MaltaToday survey exposes Delia’s fantasy comeback for what it is — a desperate bluff with a miserable 11% support.
This morning’s MaltaToday survey has delivered a stinging reality check to Adrian Delia and anyone still fantasising about his so-called “great comeback”. The numbers are as brutal as they are clear: among Nationalist Party members entitled to vote for the next leader, Delia musters a mere 11%. That’s right — just one in every ten PN members thinks Adrian Delia deserves another chance at the top job.
While front-runner Alex Borg enjoys a commanding lead with over 23% support, and a massive 44% remain undecided but open to persuasion, Delia’s figure is not just low — it’s humiliating for a man who once held the party’s steering wheel and crashed it straight into the ditch.
This should kill, once and for all, the fairy tale that Delia’s inner circle has been peddling: that the party base longs for his return. It does not.
A Legacy of Division and Defeat
One must not forget what Delia’s short-lived leadership left behind:
- A party torn down the middle, paralysed by infighting.
- Electoral defeats that demoralised even the most loyal activists.
- A credibility crisis that took years and multiple leadership battles to contain.
The 11% figure is a direct verdict from the same party base he claims loves him so much: “Thanks, but no thanks.”
Who Still Wants Delia?
Let’s be honest: the only ones still publicly propping Delia up are a handful of nostalgic loyalists and opportunists clinging to the illusion of relevance. But the delegates — the people who actually decide the leadership — have spoken through this poll: they want to look forward, not backward.
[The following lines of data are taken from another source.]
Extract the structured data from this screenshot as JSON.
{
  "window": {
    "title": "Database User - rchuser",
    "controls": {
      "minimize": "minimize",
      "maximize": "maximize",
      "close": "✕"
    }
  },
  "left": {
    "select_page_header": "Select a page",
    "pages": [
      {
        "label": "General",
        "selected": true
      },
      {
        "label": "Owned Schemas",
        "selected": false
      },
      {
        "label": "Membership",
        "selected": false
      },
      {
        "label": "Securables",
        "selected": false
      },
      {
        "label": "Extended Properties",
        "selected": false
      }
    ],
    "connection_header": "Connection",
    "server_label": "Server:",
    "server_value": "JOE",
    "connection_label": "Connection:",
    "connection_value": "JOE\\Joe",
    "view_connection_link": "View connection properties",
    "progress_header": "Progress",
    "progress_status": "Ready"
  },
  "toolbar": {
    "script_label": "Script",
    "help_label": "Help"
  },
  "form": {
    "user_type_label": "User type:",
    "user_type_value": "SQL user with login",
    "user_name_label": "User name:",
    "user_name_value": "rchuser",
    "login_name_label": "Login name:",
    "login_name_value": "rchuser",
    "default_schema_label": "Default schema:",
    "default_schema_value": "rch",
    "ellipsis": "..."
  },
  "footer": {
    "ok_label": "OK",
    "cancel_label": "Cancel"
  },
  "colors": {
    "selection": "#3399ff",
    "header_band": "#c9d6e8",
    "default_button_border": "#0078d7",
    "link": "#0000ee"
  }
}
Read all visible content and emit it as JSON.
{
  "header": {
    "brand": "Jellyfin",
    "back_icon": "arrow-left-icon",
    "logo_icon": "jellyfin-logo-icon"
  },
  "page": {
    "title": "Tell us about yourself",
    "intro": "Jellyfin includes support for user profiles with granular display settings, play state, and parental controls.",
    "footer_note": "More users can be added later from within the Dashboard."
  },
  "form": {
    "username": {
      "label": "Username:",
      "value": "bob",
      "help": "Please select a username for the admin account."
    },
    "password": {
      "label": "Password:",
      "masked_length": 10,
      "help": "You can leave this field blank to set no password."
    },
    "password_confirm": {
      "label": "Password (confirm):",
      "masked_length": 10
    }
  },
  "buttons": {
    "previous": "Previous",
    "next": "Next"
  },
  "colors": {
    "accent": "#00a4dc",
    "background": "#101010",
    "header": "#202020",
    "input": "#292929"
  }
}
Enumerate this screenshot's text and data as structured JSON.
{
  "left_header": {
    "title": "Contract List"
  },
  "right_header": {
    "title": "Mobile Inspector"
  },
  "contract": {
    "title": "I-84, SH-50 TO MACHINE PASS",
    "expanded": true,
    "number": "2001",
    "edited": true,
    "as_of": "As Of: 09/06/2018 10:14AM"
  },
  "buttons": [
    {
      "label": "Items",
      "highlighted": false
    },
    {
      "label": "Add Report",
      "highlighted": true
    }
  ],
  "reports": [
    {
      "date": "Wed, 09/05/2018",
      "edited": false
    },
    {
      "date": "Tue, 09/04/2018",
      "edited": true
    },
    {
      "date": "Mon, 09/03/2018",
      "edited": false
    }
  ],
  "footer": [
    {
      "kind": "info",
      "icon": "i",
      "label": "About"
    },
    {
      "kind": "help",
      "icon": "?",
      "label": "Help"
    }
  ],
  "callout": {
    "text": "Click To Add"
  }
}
Focus Shifts to the Undecided
The real kingmakers now are the silent 44% who told MaltaToday they haven’t decided yet or preferred not to say. This cautious bloc holds the key to PN’s next chapter. One thing is certain: they’re not waiting for Adrian Delia to reappear like a bad sequel.
Final Verdict
Adrian Delia’s leadership dream is done. 11% support is not a “base” — it’s a dying echo. For the PN to have any chance of reuniting its members and regaining the public’s trust, it must shut the door on failed experiments. The future does not wear Delia’s face.